Acute hemorrhagic calculous cholecystitis complicated with cystic artery pseudoaneurysm.

Discussion:

Hemorrhagic cholecystitis is a rare complication of biliary tract disease but potentially fatal. They can occur in the setting of trauma, malignancy and in patient with bleeding tendencies (such as renal failure, cirrhosis and anticoagulation). Patients usually present with signs and symptoms of acute calculous cholecystitis, like right upper quadrant pain, fever and leukocytosis. However, as they have hemorrhage into the gallbladder, they may also have other symptoms like hemobilia, melena or hematemesis. Ultrasound may be able to demonstrate intracholecystic echogenic mass-like lesions without posterior acoustic shadowing. Color Doppler can be used to confirm the absence of blood flow within the mass, making the diagnosis of gallbladder tumor less likely.
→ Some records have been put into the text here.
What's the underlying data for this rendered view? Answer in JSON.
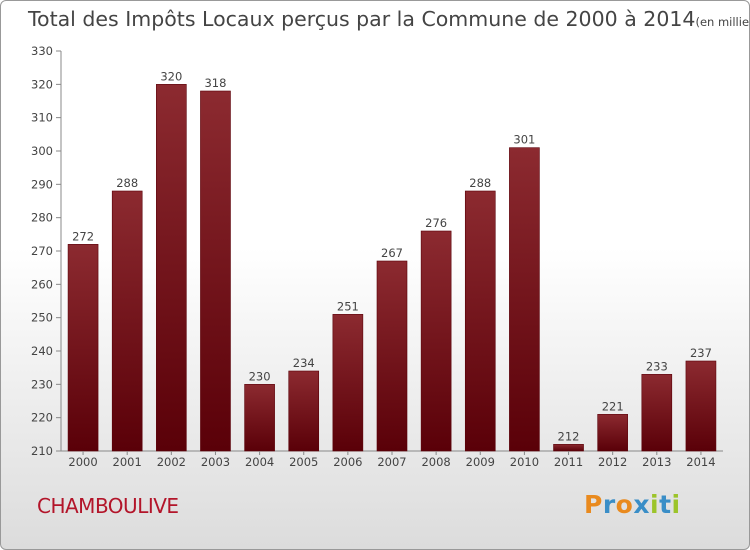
{
  "header": {
    "title": "Total des Impôts Locaux perçus par la Commune de 2000 à 2014",
    "unit": "(en milliers d'€)"
  },
  "footer": {
    "commune": "CHAMBOULIVE",
    "brand": "Proxiti",
    "brand_colors": [
      "#e98a1e",
      "#3a8ec7",
      "#e98a1e",
      "#3a8ec7",
      "#9cc42a",
      "#3a8ec7",
      "#9cc42a"
    ]
  },
  "colors": {
    "bar_top": "#8c2a30",
    "bar_bottom": "#5a0008",
    "grid": "#888888",
    "text": "#444444",
    "commune": "#b3152a"
  },
  "chart_data": {
    "type": "bar",
    "title": "Total des Impôts Locaux perçus par la Commune de 2000 à 2014",
    "xlabel": "",
    "ylabel": "en milliers d'€",
    "categories": [
      "2000",
      "2001",
      "2002",
      "2003",
      "2004",
      "2005",
      "2006",
      "2007",
      "2008",
      "2009",
      "2010",
      "2011",
      "2012",
      "2013",
      "2014"
    ],
    "values": [
      272,
      288,
      320,
      318,
      230,
      234,
      251,
      267,
      276,
      288,
      301,
      212,
      221,
      233,
      237
    ],
    "ylim": [
      210,
      330
    ],
    "yticks": [
      210,
      220,
      230,
      240,
      250,
      260,
      270,
      280,
      290,
      300,
      310,
      320,
      330
    ],
    "grid": false,
    "legend": "none"
  }
}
On CT scan, precontrast hyperdense non-enhancing gallbladder contents representing acute blood product can be seen. On post contrast images,  hyperdense focus representing pseudoaneurysm or active contrast extravasation may be detected. Treatment options should consist of emergency cholecystectomy with ligation of cystic artery. But in those with high surgical risks and acute hemorrhage, endovascular emoblization can be utilized with the aim of halting active hemorrhage into the biliary/gastrointestinal system or peritoneum.